Qualquer conto, miniconto ou microconto de Um milhão de velas apagadas ou Comendo bolacha maria no dia de são nunca se encaixaria muito bem nos interstícios de O impostor no baile de máscaras (romance), nos intervalos de Meia dúzia de criaturas gritando no palco (teatro) e nas ranhuras de Godot é uma árvore (aforismos), e vice-versa, formando um painel entrópico de rostos, sombras, fantasmas, ações & reações recursivos. Exalando ruído branco. Digressão fractal.
Manoel é o manual do mundo-ruído. Não importa muito se a entropia acontece no palco ou na página. Sua consistência monocórdia não varia com a mudança de suporte. O ruído continua branco, às vezes cinza, outras vezes negro, tanto no teatro quanto no livro.
O homem que colecionava nuvens, de uma de suas ficções, era o próprio MC Karam, que também era o sujeito que fazia infinitas anotações — um colecionador de abstrações & quinquilharias — contra o esquecimento, protagonista de outra narrativa.
Em seus textos abarrotados de repetições autistas & anáforas obsessivas, de gestos sem conteúdo & diálogos automatizados, o insólito é um retrato fiel, quase naturalista, da papa multicolorida de nossa cultura mediocrizada, de nossa sociedade do slow-fast-food.
O papa ainda é pop? Não, mas hoje o pop é a papa da cultura. E a papa não poupa nada, nem aço nem osso. Rapidinho, ela prepara mais papa de nossa polpa e nosso caroço.
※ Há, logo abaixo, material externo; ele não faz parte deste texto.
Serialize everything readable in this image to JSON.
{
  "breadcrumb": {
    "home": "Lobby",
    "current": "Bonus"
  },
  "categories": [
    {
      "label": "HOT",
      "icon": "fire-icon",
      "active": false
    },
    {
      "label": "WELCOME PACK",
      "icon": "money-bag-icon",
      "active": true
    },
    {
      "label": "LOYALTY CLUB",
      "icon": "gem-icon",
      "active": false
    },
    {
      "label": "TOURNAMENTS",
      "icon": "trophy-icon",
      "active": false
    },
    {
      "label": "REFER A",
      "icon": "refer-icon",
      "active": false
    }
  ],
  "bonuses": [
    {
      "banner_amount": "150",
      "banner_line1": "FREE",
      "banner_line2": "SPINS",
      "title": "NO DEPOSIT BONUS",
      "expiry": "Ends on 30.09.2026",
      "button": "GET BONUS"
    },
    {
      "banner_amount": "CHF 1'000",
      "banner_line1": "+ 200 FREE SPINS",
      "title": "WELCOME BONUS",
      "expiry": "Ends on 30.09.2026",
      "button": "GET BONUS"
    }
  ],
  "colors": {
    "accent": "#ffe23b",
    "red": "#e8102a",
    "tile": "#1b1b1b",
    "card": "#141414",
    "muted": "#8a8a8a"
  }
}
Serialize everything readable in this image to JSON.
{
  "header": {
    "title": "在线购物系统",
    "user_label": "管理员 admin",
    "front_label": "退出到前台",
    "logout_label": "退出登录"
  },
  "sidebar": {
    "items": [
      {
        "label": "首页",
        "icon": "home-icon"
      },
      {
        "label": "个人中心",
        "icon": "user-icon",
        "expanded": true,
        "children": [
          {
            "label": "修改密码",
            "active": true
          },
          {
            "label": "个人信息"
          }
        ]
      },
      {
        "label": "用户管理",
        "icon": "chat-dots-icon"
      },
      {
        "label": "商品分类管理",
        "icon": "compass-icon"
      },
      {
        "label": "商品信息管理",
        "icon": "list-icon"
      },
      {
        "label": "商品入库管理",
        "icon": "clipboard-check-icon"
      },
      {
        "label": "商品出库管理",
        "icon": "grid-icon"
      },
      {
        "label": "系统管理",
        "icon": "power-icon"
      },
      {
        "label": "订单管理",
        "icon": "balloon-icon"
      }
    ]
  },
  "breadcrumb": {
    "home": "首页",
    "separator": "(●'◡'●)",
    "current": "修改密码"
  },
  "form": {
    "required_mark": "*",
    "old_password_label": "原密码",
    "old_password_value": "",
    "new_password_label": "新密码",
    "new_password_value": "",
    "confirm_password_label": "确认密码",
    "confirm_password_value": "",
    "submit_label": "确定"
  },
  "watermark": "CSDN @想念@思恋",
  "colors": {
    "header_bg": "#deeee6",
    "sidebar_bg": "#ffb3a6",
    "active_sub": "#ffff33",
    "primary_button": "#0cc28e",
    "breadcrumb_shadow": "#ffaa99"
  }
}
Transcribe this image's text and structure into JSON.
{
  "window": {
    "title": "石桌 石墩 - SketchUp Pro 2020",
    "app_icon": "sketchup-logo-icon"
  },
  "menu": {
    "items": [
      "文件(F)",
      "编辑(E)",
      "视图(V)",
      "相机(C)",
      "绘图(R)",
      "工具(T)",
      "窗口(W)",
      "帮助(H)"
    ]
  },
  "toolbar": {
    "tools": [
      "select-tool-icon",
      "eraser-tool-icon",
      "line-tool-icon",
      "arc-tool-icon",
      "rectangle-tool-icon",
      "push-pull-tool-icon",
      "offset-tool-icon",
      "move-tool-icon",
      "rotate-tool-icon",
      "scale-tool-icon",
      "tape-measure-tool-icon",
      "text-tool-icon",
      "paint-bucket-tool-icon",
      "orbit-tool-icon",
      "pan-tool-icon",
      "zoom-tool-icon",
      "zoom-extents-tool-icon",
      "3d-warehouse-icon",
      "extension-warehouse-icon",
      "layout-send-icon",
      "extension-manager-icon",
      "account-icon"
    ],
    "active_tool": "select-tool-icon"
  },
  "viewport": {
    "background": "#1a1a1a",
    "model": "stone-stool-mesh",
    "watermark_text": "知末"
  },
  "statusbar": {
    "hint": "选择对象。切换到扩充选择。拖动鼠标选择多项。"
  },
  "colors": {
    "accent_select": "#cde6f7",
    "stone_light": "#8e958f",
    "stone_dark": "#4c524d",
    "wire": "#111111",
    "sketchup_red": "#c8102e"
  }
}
Pra finalizar, três coisas que aprendi e escrevi nas orelhas do romance Encrenca, lançado em 2002. Três coisas que não pretendo esquecer jamais:
Karam, quem diria, enlouqueceu de vez. Os conservadores saltando dos vidros de conserva, tomando todas as barricadas, e ele insistindo no enredo labiríntico, no protagonista espiralado, na topografia onírica. Será que não vê que os tempos são outros, que o realismo naturalista é a nova tendência do momento? Encrenca é isso mesmo: é Karam arrumando confusão com o mercado editorial, esnobando os quinhentos mil leitores que jamais comprarão nem lerão seus livros. Se ao menos a tevê e o cinema soubessem ler sua literatura… Mas quem lê logo vê: os contos e romances desse cara são impossíveis de ser filmados, de ser minisserializados.
(…)
Hoje a maior farra do século não está em Londres ou em Paris, não está do outro lado do Atlântico, não fala outra língua. Está bem diante do teu nariz, em português. Abra este livro em qualquer ponto, enfie o nariz rente à costura e aspire fundo. Escutou a fanfarra? Os bons livros são como as mulheres mais apetitosas, farejá-los com vigor antes da cópula é fundamental.
(…)
Digo isso porque sinto que a bestialidade está de volta, ao menos no território brasileiro. Quando vejo autores talentosos achincalhando-se gratuitamente, ou, pior, ignorando-se uns aos outros por pura preguiça mental, quando não por despeito, penso em como é grande a genial imbecilidade nacional. Karam sabe disso, mesmo assim não foge da rinha. Creio que entendi a jogada, só pode ser… Ele se protege desse estado de coices armando essas encrencas, caindo literal e literariamente na farra.